Another of Orville’s avid pursuits was the irrigation water for Highland.  He championed the purchase of Provo Canyon water for Highland from the Murdock canal, which traversed Highland on its way to the Jordan River Aqueduct at Point of the Mountain.  The building of the Deer Creek Dam was of great benefit to the people of Highland, as it provided the water for the late season crops.  Orville spent many years as water master and official of water companies.        

Orville and Otes became parents of fourteen children, two of whom died in infancy:  Kate, Louis, Wayne, Walter, Lawrence, Elva, Dora, Stella, Carl, Melvin, Fern, Jean, Esther and Miriam.  Of the twelve who survived, ten of them have made Highland their home after they married. Orville continued to pursue information about his forebears until his death January 5, 1969.  Otes was devastated without her companion of almost sixty years and she lived until November 7, 1971.

Orville Wayne and Ruby Buhler Day:  Another of the children (third child, second son) of O.C. and Otes Day (q.v.), Wayne was born February 27, 1916 in Highland.  By the time he started school they had moved to Byron, Wyoming where his father was the principal of the school.  They later returned to Highland and he graduated from American Fork High School in 1933.  It was the middle of the depression and they closed school a month early because they had run out of money to pay the teachers.

In 1938 Wayne was called to serve a mission in the Central States Mission, serving in Missouri and Arkansas.  Upon his return he married Ruby Buhler who was born January 5, 1919, in Highland to Alma Herman and Hazel Selina Loveridge Buhler, on October 16, 1940 in the Salt Lake Temple.  Ruby worked for in the High School Office and Alpine School Board Office and at the Poultry Dressing Plant, sometimes missing school to help with family finances.  After graduating from American Fork High she worked at Alpine Motor. 
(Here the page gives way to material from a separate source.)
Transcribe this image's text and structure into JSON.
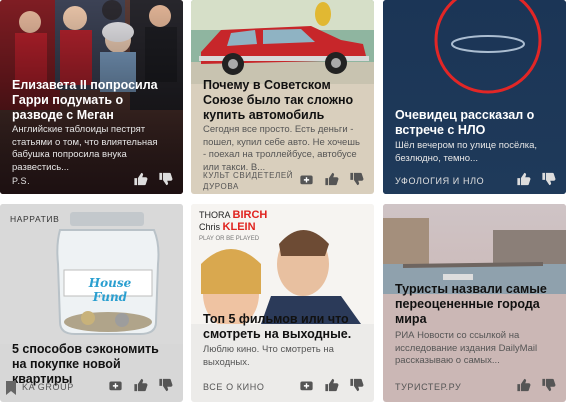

They rented a home in Highland for about two years (#16 on the 1958 Highland map) where he raised chickens and worked for Utah Poultry in American Fork, riding his bike to work.  They then moved to #21 for while then built their home at #79 (on the 1958 Highland map), living in the basement for a few years before building above.  Wayne worked for the Sugar Factory in West Jordan each fall and raised peas and tomatoes for the Pleasant Grove Cannery.  In 1951 he began working at Geneva Steel, still raising tomatoes for the cannery each summer.  They had 12 children: Orville, Wilford, Karen, Paul, Ivan, Clark, Ruth, Joy, Bonnie (who drowned in the irrigation ditch at 1 ½ years), Lynn, Jewel (stillborn) and Eugene.

Ruby worked en every organization of the church, starting at age twelve, as secretary, organist, teacher and counselor.  She was very active in the genealogy program for over 24 years.

She passed away October 14, 1977 from cancer. 

Wayne spent many years in the Sunday School organization and was a very faithful home teacher.  To illustrate: one time when he was ready to go home teaching his partner was unavailable so he was going to go alone but as he was leaving there was a man jogging past his home.  He stopped him and asked if he was LDS.  The man said yes so he asked if he would go home teaching with him and he did - a total stranger!

Wayne married LaVerle Neves Makin September 20, 1980.  She was born February 1, 1921 in Burlington Wyoming to Wilford Trane and Mary Eliza Carling Neves. They had more than twenty eight years together before he died June 6, 2009.  LaVerle passed September 8, 2013.